Crazy Ones – CBS
Writer: David E. Kelley
Director: Jason Winer
Cast: Robin Williams, Sarah Michelle Gellar, James Wolk, Hamish Linklater, Amanda Setton
Format: Single-camera half-hour comedy
SYNOPSIS: A renowned, brilliant but eccentic advertising executive, Simon Roberts, runs an agency with his daughter, Sydney, on board as creative executive. Simon fears his passion for advertising is beginning to dwindle. He worries that all of his best ideas are behind him. And, though her legendary father has always loomed large in her life, Sydney suspects that he may be losing his mind.
COMMENTS: Imagine if Mad Men’s Don Draper existed in the present day. He’s still an advertising genius, using profound presentations to make last-minutes campaign saves, but now he’s maybe a little crazy. Picture that and you have Simon Roberts (Robin Williams). David E. Kelley doing half-hour + Robin Williams returning to TV after 30 years is either a recipe for disaster or completely inspired. The addition of Sarah Michelle Gellar as the grounded center pushes it towards the latter, but this is still a crapshoot whose success hinges on execution. The casting of Hamish Linklater as the “neurotic and nebbishy” Andrew and James Wolk as the “cool-as-George-Clooney-only-better-looking” Zach are spot-on. Gellar is the right choice to play the daughter, and the writing definitely plays to her strengths. But the success of this pilot rides on Williams.

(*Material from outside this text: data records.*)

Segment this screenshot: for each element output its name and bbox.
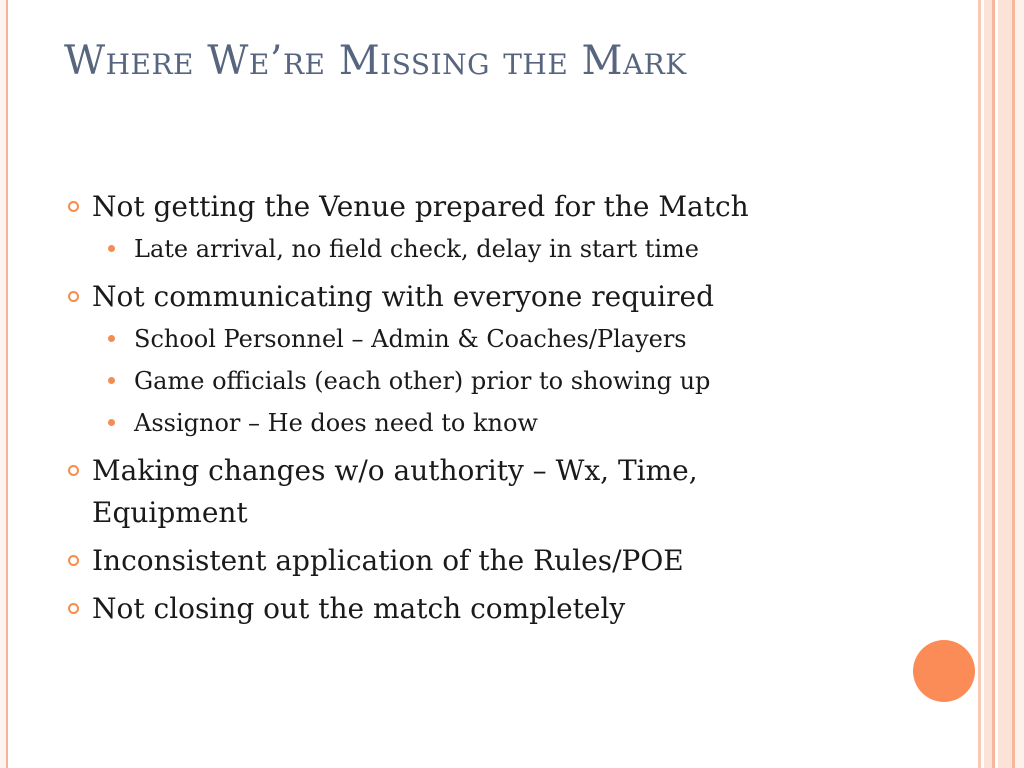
sub-bullet-item: [64, 228, 824, 270]
sub-bullet-item: [64, 402, 824, 444]
right-stripe: [998, 0, 1012, 768]
right-stripe: [978, 0, 981, 768]
bullet-list: [64, 186, 824, 630]
sub-bullet-item: [64, 360, 824, 402]
right-stripe: [1015, 0, 1024, 768]
bullet-text: Not communicating with everyone required: [92, 280, 714, 313]
bullet-item: [64, 276, 824, 318]
bullet-text: Inconsistent application of the Rules/POE: [92, 544, 684, 577]
left-border-decoration: [0, 0, 8, 768]
open-circle-bullet-icon: [68, 291, 79, 302]
bullet-text: Not closing out the match completely: [92, 592, 626, 625]
sub-bullet-text: Assignor – He does need to know: [134, 409, 538, 437]
dot-bullet-icon: [108, 335, 115, 342]
sub-bullet-text: School Personnel – Admin & Coaches/Players: [134, 325, 687, 353]
bullet-text: Not getting the Venue prepared for the Match: [92, 190, 749, 223]
open-circle-bullet-icon: [68, 555, 79, 566]
open-circle-bullet-icon: [68, 201, 79, 212]
open-circle-bullet-icon: [68, 465, 79, 476]
bullet-text: Making changes w/o authority – Wx, Time, Equipment: [92, 454, 698, 529]
dot-bullet-icon: [108, 245, 115, 252]
dot-bullet-icon: [108, 377, 115, 384]
dot-bullet-icon: [108, 419, 115, 426]
sub-bullet-text: Game officials (each other) prior to showing up: [134, 367, 711, 395]
bullet-item: [64, 588, 824, 630]
right-stripe: [992, 0, 995, 768]
bullet-item: [64, 186, 824, 228]
open-circle-bullet-icon: [68, 603, 79, 614]
bullet-item: [64, 540, 824, 582]
orange-circle-icon: [913, 640, 975, 702]
right-stripe: [984, 0, 992, 768]
bullet-item: [64, 450, 824, 534]
sub-bullet-item: [64, 318, 824, 360]
sub-bullet-text: Late arrival, no field check, delay in start time: [134, 235, 700, 263]
slide-title: Where We’re Missing the Mark: [64, 38, 687, 84]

What works best in the pilot is the father-daughter relationship. Theirs is a strong bond, and it holds the piece together. The pilot mostly strikes that right balance of moving and sentimental, without getting too schmaltzy, as in this late exchange between Simon and Sydney:
Sydney: Have your dreams in life come true, Dad? Suppose you ran into a long-lost friend from college, you want to impress him or her with your legacy, what would you say?
Simon: I’d say I get to wake up every morning and go to work with my daughter. How many men get that?
There was probably an impulse on Kelley’s part to go big and broad, especially with a larger-than-life actor like Williams, but the writer shows considerable restraint, saving the showier moments for Williams and making them dramatically organic. That said, he might’ve been too restrained, and the show could do with a little more humor. As written, there aren’t any laugh-out-loud moments, though Wolk’s Zach has the potential to become a breakout character and a source of comic relief. Finally, there is something dated about this pilot; the concept and dialogue feel recycled. Still, this pilot could be a perfect fit in the Thursday night 8 p.m. block alongside The Big Bang Theory.